The plaintiffs also have claimed that a $7,500 fee the city imposed in 2022 to participate in outdoor dining was “unlawful” and “singled out” restaurants in the North End for making them pay fees that other neighborhoods didn’t. They also said their outdoor dining season was shortened to five months compared to other neighborhoods.

“By contrast, every other participating restaurant in Boston paid no impact fee, paid no monthly parking fees, and enjoyed an eight-to-nine-month outdoor dining season,” the complaint said.

The federal lawsuit seeks damages for “losses sustained due to the imposition” of the fees and the ban itself. 

But the city stressed that the “unique” neighborhood — which has the densest restaurant presence per capita in the state — presents challenges when it comes to allowing outdoor dining, with its narrow streets and sidewalks, parking scarcity, high foot traffic, and the 11,000 residents that call the North End home.

Because of this, the city prohibited on-street dining and allowed on-sidewalk and patio dining. But The Boston Globe reports that many North End restaurants couldn’t use sidewalks for outdoor dining because the sidewalks near their businesses didn’t meet an “adequate” width established by the city. 

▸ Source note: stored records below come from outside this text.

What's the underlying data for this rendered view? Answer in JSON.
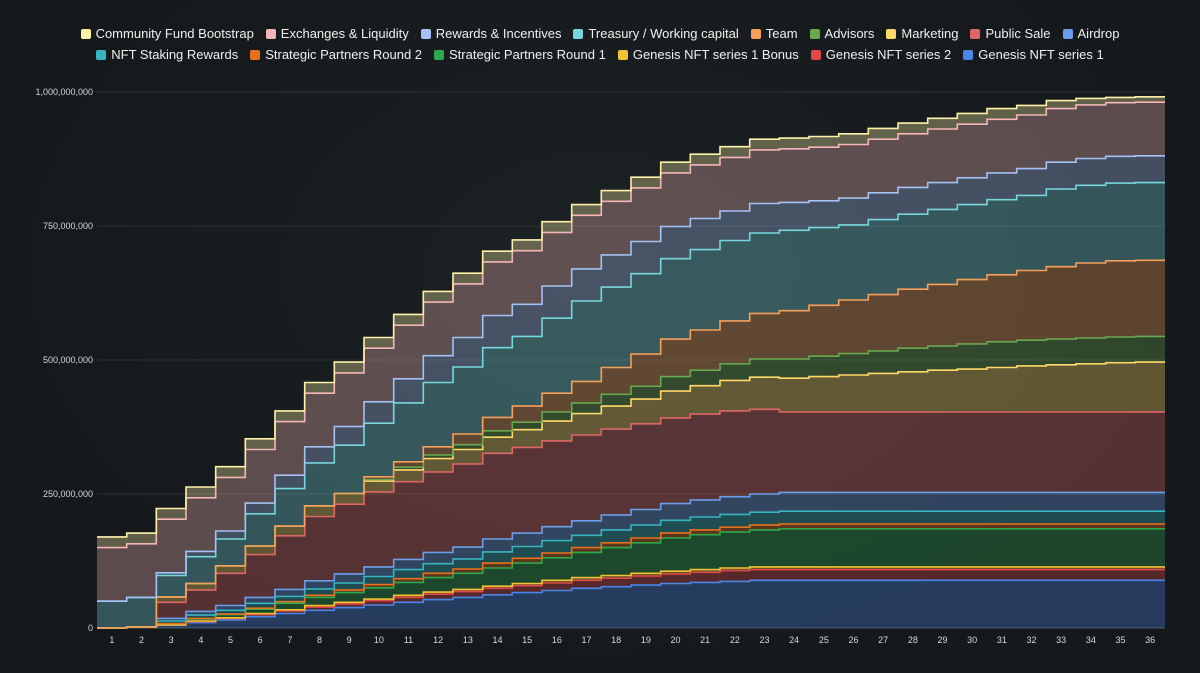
{
  "chart_data": {
    "type": "area",
    "stacked": true,
    "step": true,
    "x": [
      1,
      2,
      3,
      4,
      5,
      6,
      7,
      8,
      9,
      10,
      11,
      12,
      13,
      14,
      15,
      16,
      17,
      18,
      19,
      20,
      21,
      22,
      23,
      24,
      25,
      26,
      27,
      28,
      29,
      30,
      31,
      32,
      33,
      34,
      35,
      36
    ],
    "ylim": [
      0,
      1000000000
    ],
    "yticks": [
      0,
      250000000,
      500000000,
      750000000,
      1000000000
    ],
    "ytick_labels": [
      "0",
      "250,000,000",
      "500,000,000",
      "750,000,000",
      "1,000,000,000"
    ],
    "grid": true,
    "legend_position": "top",
    "series": [
      {
        "name": "Genesis NFT series 1",
        "color": "#4a86e8",
        "values": [
          0,
          2000000,
          5000000,
          10000000,
          15000000,
          21000000,
          27000000,
          33000000,
          38000000,
          43000000,
          48000000,
          53000000,
          57000000,
          62000000,
          66000000,
          70000000,
          74000000,
          77000000,
          80000000,
          83000000,
          85000000,
          87000000,
          89000000,
          89000000,
          89000000,
          89000000,
          89000000,
          89000000,
          89000000,
          89000000,
          89000000,
          89000000,
          89000000,
          89000000,
          89000000,
          89000000
        ]
      },
      {
        "name": "Genesis NFT series 2",
        "color": "#e04848",
        "values": [
          0,
          0,
          1000000,
          2000000,
          3000000,
          4000000,
          5000000,
          6000000,
          7000000,
          8000000,
          9000000,
          10000000,
          11000000,
          12000000,
          13000000,
          14000000,
          15000000,
          16000000,
          17000000,
          18000000,
          19000000,
          20000000,
          20000000,
          20000000,
          20000000,
          20000000,
          20000000,
          20000000,
          20000000,
          20000000,
          20000000,
          20000000,
          20000000,
          20000000,
          20000000,
          20000000
        ]
      },
      {
        "name": "Genesis NFT series 1 Bonus",
        "color": "#f1c232",
        "values": [
          0,
          0,
          0,
          1000000,
          1000000,
          2000000,
          2000000,
          3000000,
          3000000,
          3000000,
          4000000,
          4000000,
          4000000,
          4000000,
          4000000,
          5000000,
          5000000,
          5000000,
          5000000,
          5000000,
          5000000,
          5000000,
          5000000,
          5000000,
          5000000,
          5000000,
          5000000,
          5000000,
          5000000,
          5000000,
          5000000,
          5000000,
          5000000,
          5000000,
          5000000,
          5000000
        ]
      },
      {
        "name": "Strategic Partners Round 1",
        "color": "#2ea84e",
        "values": [
          0,
          0,
          2000000,
          4000000,
          6000000,
          8000000,
          12000000,
          15000000,
          18000000,
          21000000,
          24000000,
          27000000,
          30000000,
          34000000,
          38000000,
          42000000,
          47000000,
          52000000,
          57000000,
          62000000,
          65000000,
          67000000,
          69000000,
          71000000,
          71000000,
          71000000,
          71000000,
          71000000,
          71000000,
          71000000,
          71000000,
          71000000,
          71000000,
          71000000,
          71000000,
          71000000
        ]
      },
      {
        "name": "Strategic Partners Round 2",
        "color": "#e8711c",
        "values": [
          0,
          0,
          0,
          1000000,
          1000000,
          2000000,
          3000000,
          4000000,
          5000000,
          6000000,
          7000000,
          8000000,
          8000000,
          9000000,
          9000000,
          9000000,
          9000000,
          9000000,
          9000000,
          9000000,
          9000000,
          9000000,
          9000000,
          9000000,
          9000000,
          9000000,
          9000000,
          9000000,
          9000000,
          9000000,
          9000000,
          9000000,
          9000000,
          9000000,
          9000000,
          9000000
        ]
      },
      {
        "name": "NFT Staking Rewards",
        "color": "#36b5c0",
        "values": [
          0,
          0,
          5000000,
          6000000,
          7000000,
          9000000,
          10000000,
          12000000,
          13000000,
          15000000,
          17000000,
          18000000,
          19000000,
          21000000,
          22000000,
          23000000,
          23000000,
          24000000,
          24000000,
          24000000,
          24000000,
          24000000,
          24000000,
          24000000,
          24000000,
          24000000,
          24000000,
          24000000,
          24000000,
          24000000,
          24000000,
          24000000,
          24000000,
          24000000,
          24000000,
          24000000
        ]
      },
      {
        "name": "Airdrop",
        "color": "#6d9eeb",
        "values": [
          0,
          0,
          5000000,
          7000000,
          9000000,
          11000000,
          13000000,
          15000000,
          17000000,
          18000000,
          19000000,
          21000000,
          22000000,
          24000000,
          25000000,
          26000000,
          27000000,
          28000000,
          29000000,
          31000000,
          32000000,
          33000000,
          34000000,
          35000000,
          35000000,
          35000000,
          35000000,
          35000000,
          35000000,
          35000000,
          35000000,
          35000000,
          35000000,
          35000000,
          35000000,
          35000000
        ]
      },
      {
        "name": "Public Sale",
        "color": "#e06666",
        "values": [
          0,
          0,
          30000000,
          40000000,
          60000000,
          80000000,
          100000000,
          120000000,
          130000000,
          140000000,
          145000000,
          150000000,
          155000000,
          160000000,
          160000000,
          160000000,
          160000000,
          160000000,
          160000000,
          160000000,
          160000000,
          160000000,
          158000000,
          150000000,
          150000000,
          150000000,
          150000000,
          150000000,
          150000000,
          150000000,
          150000000,
          150000000,
          150000000,
          150000000,
          150000000,
          150000000
        ]
      },
      {
        "name": "Marketing",
        "color": "#ffd966",
        "values": [
          0,
          0,
          10000000,
          12000000,
          14000000,
          16000000,
          18000000,
          20000000,
          20000000,
          20000000,
          22000000,
          25000000,
          27000000,
          30000000,
          33000000,
          37000000,
          40000000,
          43000000,
          46000000,
          50000000,
          53000000,
          57000000,
          60000000,
          63000000,
          66000000,
          69000000,
          72000000,
          75000000,
          78000000,
          80000000,
          83000000,
          86000000,
          88000000,
          90000000,
          92000000,
          93000000
        ]
      },
      {
        "name": "Advisors",
        "color": "#6aa84f",
        "values": [
          0,
          0,
          0,
          0,
          0,
          0,
          0,
          0,
          0,
          3000000,
          5000000,
          7000000,
          9000000,
          12000000,
          14000000,
          17000000,
          20000000,
          22000000,
          24000000,
          27000000,
          29000000,
          31000000,
          34000000,
          36000000,
          38000000,
          40000000,
          42000000,
          44000000,
          45000000,
          47000000,
          48000000,
          48000000,
          48000000,
          48000000,
          48000000,
          48000000
        ]
      },
      {
        "name": "Team",
        "color": "#f6a05b",
        "values": [
          0,
          0,
          0,
          0,
          0,
          0,
          0,
          0,
          0,
          5000000,
          10000000,
          15000000,
          20000000,
          25000000,
          30000000,
          35000000,
          40000000,
          50000000,
          60000000,
          70000000,
          75000000,
          80000000,
          85000000,
          90000000,
          95000000,
          100000000,
          105000000,
          110000000,
          115000000,
          120000000,
          125000000,
          130000000,
          135000000,
          140000000,
          142000000,
          142000000
        ]
      },
      {
        "name": "Treasury / Working capital",
        "color": "#76d7dc",
        "values": [
          50000000,
          55000000,
          40000000,
          50000000,
          50000000,
          60000000,
          70000000,
          80000000,
          90000000,
          100000000,
          110000000,
          120000000,
          125000000,
          130000000,
          130000000,
          140000000,
          150000000,
          150000000,
          150000000,
          150000000,
          150000000,
          150000000,
          150000000,
          150000000,
          145000000,
          140000000,
          140000000,
          140000000,
          140000000,
          140000000,
          140000000,
          140000000,
          145000000,
          145000000,
          145000000,
          145000000
        ]
      },
      {
        "name": "Rewards & Incentives",
        "color": "#a4c2f4",
        "values": [
          0,
          0,
          5000000,
          10000000,
          15000000,
          20000000,
          25000000,
          30000000,
          35000000,
          40000000,
          45000000,
          50000000,
          55000000,
          60000000,
          60000000,
          60000000,
          60000000,
          60000000,
          60000000,
          60000000,
          58000000,
          55000000,
          55000000,
          52000000,
          50000000,
          50000000,
          50000000,
          50000000,
          50000000,
          50000000,
          50000000,
          50000000,
          50000000,
          50000000,
          50000000,
          50000000
        ]
      },
      {
        "name": "Exchanges & Liquidity",
        "color": "#f4b6b6",
        "values": [
          100000000,
          100000000,
          100000000,
          100000000,
          100000000,
          100000000,
          100000000,
          100000000,
          100000000,
          100000000,
          100000000,
          100000000,
          100000000,
          100000000,
          100000000,
          100000000,
          100000000,
          100000000,
          100000000,
          100000000,
          100000000,
          100000000,
          100000000,
          100000000,
          100000000,
          100000000,
          100000000,
          100000000,
          100000000,
          100000000,
          100000000,
          100000000,
          100000000,
          100000000,
          100000000,
          100000000
        ]
      },
      {
        "name": "Community Fund Bootstrap",
        "color": "#fff2a8",
        "values": [
          20000000,
          20000000,
          20000000,
          20000000,
          20000000,
          20000000,
          20000000,
          20000000,
          20000000,
          20000000,
          20000000,
          20000000,
          20000000,
          20000000,
          20000000,
          20000000,
          20000000,
          20000000,
          20000000,
          20000000,
          20000000,
          20000000,
          20000000,
          20000000,
          20000000,
          20000000,
          20000000,
          20000000,
          20000000,
          20000000,
          20000000,
          18000000,
          15000000,
          12000000,
          10000000,
          10000000
        ]
      }
    ]
  },
  "legend_rows": [
    [
      "Community Fund Bootstrap",
      "Exchanges & Liquidity",
      "Rewards & Incentives",
      "Treasury / Working capital",
      "Team",
      "Advisors",
      "Marketing",
      "Public Sale",
      "Airdrop"
    ],
    [
      "NFT Staking Rewards",
      "Strategic Partners Round 2",
      "Strategic Partners Round 1",
      "Genesis NFT series 1 Bonus",
      "Genesis NFT series 2",
      "Genesis NFT series 1"
    ]
  ]
}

In a statement from the North End Restaurant Group about the city seeking to dismiss the lawsuit, they said it did not change how they felt about the city’s decision to leave the neighborhood out of the outdoor dining program.

“We believe that we have been wrongfully singled out by the City as we have laid out in our complaint,” a statement from the North End Restaurant Group said. “All we are requesting is to be treated the same as the other neighborhoods in the City of Boston.”